Prosecutors want hearings postponed

The three men convicted of federal hate crimes in the 2020 murder of Ahmaud Arbery are scheduled to be sentenced in August.

Travis McMichael, his father Greg and their neighbor William “Roddie” Bryan were convicted in February of interfering with Arbery’s right to use a public street and targeting him because of his race, among other charges.

In an order issued Wednesday, U.S. District Judge Lisa Godbey Wood scheduled sentencing hearings for all three men on Aug. 8 at the federal courthouse in Brunswick. They all face potential sentences of life in prison for the federal hate crimes charges.

The McMichaels and Bryan were already convicted of murder in state court last fall and sentenced to life in prison, with only Bryan given the possibility of parole.

Unlike last year’s state murder trial, federal prosecutors centered their hate crimes case around race. Numerous witnesses testified about the three white defendants’ vile comments and bigoted attitudes toward Black people, and prosecutors successfully argued the McMichaels and Bryan chased Arbery through their subdivision on Feb. 23, 2020, because of his skin color.

The 25-year-old was unarmed when the trio hopped in their pickup trucks and pursued him through the Satilla Shores neighborhood just outside Brunswick for about five minutes. Arbery fell dead in the road after being shot at close range by Travis McMichael’s 12-gauge shotgun. The killing was recorded on Bryan’s cellphone.

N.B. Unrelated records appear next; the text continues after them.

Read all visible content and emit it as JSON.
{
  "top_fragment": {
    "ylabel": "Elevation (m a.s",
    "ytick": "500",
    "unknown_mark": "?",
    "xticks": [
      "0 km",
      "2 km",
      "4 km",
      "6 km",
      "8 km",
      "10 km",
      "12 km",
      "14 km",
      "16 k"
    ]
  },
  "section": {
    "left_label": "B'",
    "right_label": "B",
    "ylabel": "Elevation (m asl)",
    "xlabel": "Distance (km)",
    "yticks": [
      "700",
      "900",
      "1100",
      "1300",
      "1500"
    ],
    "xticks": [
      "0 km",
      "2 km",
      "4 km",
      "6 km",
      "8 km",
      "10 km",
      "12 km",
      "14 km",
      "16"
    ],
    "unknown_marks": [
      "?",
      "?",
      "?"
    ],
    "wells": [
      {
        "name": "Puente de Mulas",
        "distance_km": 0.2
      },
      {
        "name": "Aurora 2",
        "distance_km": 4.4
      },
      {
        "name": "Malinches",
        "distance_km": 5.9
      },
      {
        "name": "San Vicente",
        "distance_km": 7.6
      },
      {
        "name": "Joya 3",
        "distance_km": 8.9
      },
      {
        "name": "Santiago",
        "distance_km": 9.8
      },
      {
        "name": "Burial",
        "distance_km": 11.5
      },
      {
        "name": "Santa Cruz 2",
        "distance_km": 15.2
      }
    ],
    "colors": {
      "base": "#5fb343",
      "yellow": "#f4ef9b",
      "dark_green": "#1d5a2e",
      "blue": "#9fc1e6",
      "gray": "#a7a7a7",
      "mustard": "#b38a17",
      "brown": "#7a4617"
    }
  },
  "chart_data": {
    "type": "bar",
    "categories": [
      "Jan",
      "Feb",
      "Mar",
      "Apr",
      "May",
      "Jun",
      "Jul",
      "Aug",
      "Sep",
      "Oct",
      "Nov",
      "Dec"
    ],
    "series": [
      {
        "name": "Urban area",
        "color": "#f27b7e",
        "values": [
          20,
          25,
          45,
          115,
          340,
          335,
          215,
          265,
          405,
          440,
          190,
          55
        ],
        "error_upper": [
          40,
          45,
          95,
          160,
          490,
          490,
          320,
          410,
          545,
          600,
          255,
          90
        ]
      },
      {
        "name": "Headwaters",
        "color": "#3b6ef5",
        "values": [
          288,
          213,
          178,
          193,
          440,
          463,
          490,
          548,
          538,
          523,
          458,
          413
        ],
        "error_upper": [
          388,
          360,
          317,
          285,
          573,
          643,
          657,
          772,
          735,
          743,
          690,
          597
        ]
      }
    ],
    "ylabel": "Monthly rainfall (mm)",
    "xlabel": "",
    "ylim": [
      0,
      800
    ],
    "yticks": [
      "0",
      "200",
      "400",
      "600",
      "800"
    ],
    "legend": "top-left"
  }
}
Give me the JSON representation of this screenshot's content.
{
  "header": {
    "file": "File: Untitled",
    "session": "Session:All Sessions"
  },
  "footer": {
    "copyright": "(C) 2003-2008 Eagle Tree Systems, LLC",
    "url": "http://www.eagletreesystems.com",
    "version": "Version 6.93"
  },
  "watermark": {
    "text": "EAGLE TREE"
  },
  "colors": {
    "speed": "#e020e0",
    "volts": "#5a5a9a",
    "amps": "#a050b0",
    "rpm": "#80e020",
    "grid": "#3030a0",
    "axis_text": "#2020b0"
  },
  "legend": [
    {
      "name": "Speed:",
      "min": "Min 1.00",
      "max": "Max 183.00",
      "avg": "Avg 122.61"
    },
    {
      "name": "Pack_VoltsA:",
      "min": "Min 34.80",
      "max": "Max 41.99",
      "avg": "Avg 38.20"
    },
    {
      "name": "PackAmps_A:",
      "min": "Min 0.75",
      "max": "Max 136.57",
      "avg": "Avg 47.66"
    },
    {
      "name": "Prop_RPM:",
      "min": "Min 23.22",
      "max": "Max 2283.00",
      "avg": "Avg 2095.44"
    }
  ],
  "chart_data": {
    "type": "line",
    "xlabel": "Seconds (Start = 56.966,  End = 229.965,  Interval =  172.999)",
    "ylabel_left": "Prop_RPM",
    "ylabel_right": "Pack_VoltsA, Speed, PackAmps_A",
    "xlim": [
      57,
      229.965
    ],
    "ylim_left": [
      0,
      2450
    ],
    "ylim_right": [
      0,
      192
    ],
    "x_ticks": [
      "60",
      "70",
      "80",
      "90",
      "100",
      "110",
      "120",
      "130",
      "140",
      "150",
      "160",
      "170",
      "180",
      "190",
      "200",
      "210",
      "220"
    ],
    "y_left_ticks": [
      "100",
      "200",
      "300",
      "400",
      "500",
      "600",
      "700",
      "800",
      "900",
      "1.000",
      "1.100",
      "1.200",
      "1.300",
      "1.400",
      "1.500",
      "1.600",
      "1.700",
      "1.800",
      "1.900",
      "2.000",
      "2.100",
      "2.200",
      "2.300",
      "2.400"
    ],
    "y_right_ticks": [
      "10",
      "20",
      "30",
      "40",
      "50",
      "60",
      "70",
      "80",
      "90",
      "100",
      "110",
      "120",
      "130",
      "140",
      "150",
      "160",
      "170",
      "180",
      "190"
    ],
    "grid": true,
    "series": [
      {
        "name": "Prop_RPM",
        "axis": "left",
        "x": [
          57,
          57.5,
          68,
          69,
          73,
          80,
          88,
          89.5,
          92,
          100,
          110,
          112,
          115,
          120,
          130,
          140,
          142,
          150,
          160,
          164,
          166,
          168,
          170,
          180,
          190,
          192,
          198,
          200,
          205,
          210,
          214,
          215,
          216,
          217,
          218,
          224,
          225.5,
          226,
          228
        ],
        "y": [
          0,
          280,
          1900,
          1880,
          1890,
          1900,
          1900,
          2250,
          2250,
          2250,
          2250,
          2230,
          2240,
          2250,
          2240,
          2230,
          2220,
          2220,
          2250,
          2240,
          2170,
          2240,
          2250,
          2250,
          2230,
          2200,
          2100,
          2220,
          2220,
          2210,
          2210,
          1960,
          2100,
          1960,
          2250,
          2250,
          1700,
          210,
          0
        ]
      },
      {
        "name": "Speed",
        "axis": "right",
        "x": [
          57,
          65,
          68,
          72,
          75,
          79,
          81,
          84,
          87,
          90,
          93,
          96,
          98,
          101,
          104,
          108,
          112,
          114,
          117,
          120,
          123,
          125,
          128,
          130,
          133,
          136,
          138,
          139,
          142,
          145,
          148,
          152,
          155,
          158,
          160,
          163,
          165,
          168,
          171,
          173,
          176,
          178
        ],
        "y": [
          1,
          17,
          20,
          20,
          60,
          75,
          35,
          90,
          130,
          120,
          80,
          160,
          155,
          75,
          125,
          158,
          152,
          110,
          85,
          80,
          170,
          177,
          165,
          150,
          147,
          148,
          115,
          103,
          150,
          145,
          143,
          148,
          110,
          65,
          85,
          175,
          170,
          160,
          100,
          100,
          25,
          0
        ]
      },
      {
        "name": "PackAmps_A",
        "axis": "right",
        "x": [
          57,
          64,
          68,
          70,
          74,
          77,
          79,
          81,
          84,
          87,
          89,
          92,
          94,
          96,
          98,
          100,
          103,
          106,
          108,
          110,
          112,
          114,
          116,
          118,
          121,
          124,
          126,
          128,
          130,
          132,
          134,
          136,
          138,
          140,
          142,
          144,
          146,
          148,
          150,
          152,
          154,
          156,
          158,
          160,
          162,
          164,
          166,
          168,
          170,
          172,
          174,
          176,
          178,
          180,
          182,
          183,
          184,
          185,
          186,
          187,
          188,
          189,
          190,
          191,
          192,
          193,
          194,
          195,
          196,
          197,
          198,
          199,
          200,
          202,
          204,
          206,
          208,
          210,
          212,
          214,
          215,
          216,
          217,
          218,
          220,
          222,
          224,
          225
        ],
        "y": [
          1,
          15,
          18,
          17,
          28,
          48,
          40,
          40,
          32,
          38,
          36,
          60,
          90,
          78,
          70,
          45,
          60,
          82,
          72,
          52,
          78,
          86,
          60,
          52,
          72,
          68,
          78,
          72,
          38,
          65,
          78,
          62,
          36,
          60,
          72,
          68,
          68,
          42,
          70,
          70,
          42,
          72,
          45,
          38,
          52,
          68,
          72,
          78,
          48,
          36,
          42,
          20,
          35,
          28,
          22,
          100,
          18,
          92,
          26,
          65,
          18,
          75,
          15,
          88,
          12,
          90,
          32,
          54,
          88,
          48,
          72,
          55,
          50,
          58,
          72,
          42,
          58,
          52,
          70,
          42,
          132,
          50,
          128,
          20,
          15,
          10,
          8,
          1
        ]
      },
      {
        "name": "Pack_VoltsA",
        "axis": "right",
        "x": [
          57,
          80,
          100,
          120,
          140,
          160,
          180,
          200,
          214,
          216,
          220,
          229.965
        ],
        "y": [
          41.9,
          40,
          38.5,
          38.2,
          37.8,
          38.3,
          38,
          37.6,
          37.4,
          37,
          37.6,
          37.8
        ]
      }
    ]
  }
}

The three men later told investigators they chased after Arbery because they suspected him of stealing from a vacant home under construction, though there was no proof Arbery ever took anything from the neighborhood. Glynn County police never made an arrest in the case, and the three men remained free for more than two months until Bryan’s video was made public and the GBI took over the investigation.